Fiat boss Sergio Marchionne says his best estimate of avoiding an IPO is 50:50. And those odds seemed to narrow slightly on Friday, with news that the U.S. car maker is inviting bank pitches to run a listing – a move which builds on the VEBA's formal registration demand in January.

Still, the pressure for a deal has to be on. In court documents, Fiat has reportedly valued Chrysler at $4.2-billion (U.S.): the VEBA, at $10.3-billion. To try and make sense of that discrepancy, it is worth looking at the terms of Fiat's call option, exercisable between July, 2012, and July, 2016, for blocks of the VEBA trust's holding.

If an IPO has not taken place, the exercise price is to be determined by multiplying Chrysler's earnings before interest, tax, depreciation and amortization by a market-based multiple "not to exceed Fiat's multiple," and then backing out the group's debt. In short, the task is to work backward from enterprise value calculation that uses Fiat's rating as an upper peg.

On a back-of-the-envelope basis, this gives a number remarkably similar to the Fiat calculation. (Chrsyler's modified 2012 EBITDA was $5.5-billion; Fiat's EV/EBITDA multiple is 2.6 times according to Capital IQ; net industrial debt at Chrysler was $1-billion at end-2012; and the US company's pension deficit is $8.9-billion.) But it is hard to imagine that the market, in an IPO, would apply such a lowly rating to Chrysler shares.

GM trades on an EV/EBITDA ratio near four; Volkswagen, seven; and Ford, higher still.

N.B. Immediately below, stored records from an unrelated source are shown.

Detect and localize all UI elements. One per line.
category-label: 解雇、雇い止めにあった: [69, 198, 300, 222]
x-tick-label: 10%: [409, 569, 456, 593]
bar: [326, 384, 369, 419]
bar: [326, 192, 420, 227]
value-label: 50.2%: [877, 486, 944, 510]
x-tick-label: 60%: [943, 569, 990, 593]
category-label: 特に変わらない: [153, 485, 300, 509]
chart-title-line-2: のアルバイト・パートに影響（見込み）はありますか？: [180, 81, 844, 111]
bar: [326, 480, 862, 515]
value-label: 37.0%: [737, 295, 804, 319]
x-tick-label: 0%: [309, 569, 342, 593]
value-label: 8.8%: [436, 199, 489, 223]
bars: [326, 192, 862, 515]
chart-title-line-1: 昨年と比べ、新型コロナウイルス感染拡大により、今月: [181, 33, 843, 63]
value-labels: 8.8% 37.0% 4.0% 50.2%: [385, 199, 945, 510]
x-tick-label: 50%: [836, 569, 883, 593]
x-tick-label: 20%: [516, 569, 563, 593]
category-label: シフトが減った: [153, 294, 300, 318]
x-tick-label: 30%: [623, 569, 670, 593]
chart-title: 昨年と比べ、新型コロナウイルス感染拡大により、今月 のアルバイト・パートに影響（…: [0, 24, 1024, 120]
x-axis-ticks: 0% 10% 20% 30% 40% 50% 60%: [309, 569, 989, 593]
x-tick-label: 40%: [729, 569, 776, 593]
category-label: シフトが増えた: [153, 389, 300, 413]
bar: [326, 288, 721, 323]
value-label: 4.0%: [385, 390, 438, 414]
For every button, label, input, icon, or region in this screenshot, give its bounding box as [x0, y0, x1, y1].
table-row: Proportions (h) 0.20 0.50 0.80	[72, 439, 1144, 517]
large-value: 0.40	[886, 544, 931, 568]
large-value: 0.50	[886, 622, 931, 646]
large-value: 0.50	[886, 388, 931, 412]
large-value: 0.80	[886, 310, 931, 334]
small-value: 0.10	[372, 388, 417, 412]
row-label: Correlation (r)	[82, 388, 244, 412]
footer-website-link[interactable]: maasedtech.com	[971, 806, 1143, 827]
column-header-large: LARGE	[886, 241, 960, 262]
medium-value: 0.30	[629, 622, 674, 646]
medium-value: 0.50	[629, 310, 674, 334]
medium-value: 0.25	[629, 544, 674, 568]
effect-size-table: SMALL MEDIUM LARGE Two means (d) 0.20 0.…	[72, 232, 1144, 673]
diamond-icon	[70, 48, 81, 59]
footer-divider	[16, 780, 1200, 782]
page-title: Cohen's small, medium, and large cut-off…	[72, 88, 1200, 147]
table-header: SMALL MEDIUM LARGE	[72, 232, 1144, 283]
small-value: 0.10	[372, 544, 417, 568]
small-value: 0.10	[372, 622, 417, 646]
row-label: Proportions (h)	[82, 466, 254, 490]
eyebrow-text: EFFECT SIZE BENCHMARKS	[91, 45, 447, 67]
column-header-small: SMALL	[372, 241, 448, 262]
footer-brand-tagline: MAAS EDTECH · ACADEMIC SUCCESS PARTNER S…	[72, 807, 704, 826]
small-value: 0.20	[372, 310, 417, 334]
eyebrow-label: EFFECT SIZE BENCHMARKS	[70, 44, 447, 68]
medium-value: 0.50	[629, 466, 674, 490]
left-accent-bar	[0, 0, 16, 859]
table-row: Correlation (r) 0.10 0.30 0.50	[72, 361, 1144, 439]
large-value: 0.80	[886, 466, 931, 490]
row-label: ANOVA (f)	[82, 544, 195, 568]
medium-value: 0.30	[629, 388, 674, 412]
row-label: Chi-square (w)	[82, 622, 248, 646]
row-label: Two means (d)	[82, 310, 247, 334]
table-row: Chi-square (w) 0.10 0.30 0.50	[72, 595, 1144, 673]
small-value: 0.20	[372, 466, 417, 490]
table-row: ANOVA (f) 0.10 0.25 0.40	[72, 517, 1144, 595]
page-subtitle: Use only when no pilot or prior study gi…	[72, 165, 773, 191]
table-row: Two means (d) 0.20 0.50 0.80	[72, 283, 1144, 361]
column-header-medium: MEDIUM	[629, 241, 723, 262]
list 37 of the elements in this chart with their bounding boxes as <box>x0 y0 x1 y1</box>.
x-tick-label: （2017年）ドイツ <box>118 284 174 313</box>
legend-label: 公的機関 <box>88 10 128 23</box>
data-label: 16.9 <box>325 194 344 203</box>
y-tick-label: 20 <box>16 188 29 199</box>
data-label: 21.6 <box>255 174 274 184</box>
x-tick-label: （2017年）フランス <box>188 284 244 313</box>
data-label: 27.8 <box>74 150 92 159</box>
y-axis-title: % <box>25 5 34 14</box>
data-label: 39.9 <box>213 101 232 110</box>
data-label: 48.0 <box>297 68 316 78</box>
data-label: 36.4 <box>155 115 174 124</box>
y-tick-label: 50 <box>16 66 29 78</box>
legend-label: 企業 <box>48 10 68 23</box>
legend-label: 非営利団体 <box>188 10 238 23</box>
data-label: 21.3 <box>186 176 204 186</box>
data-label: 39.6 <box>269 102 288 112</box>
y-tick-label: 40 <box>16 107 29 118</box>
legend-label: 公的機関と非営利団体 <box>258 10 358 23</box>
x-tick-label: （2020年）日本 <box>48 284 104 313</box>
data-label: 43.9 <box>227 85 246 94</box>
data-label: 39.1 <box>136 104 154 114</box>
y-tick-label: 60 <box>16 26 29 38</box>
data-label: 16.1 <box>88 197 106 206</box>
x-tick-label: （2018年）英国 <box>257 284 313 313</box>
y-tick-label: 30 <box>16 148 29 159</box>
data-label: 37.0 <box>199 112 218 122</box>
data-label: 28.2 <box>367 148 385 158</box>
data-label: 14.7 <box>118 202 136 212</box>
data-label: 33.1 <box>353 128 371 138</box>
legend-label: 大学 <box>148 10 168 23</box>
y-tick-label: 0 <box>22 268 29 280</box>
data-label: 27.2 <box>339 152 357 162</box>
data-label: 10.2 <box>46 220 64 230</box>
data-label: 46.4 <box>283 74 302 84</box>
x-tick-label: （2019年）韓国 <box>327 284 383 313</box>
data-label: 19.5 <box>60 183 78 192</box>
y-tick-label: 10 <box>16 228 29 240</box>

True, Chrysler's margins are lower than U.S. peers', and dipped in 2012. But Chrysler has offered 2013 guidance – sales up by at least a tenth and profit, by more than 30 per cent – which would make anyone exposed to Europe's volume car market drool.

Fiat's 2011 purchases of the U.S. and Canadian governments' Chrysler interests, moreover, implied a market price tag of $8-billion-plus. Mr Marchionne's hand is constrained by Fiat's balance sheet and its investment program needs. But allowing the market to referee this dispute seems a very unattractive option.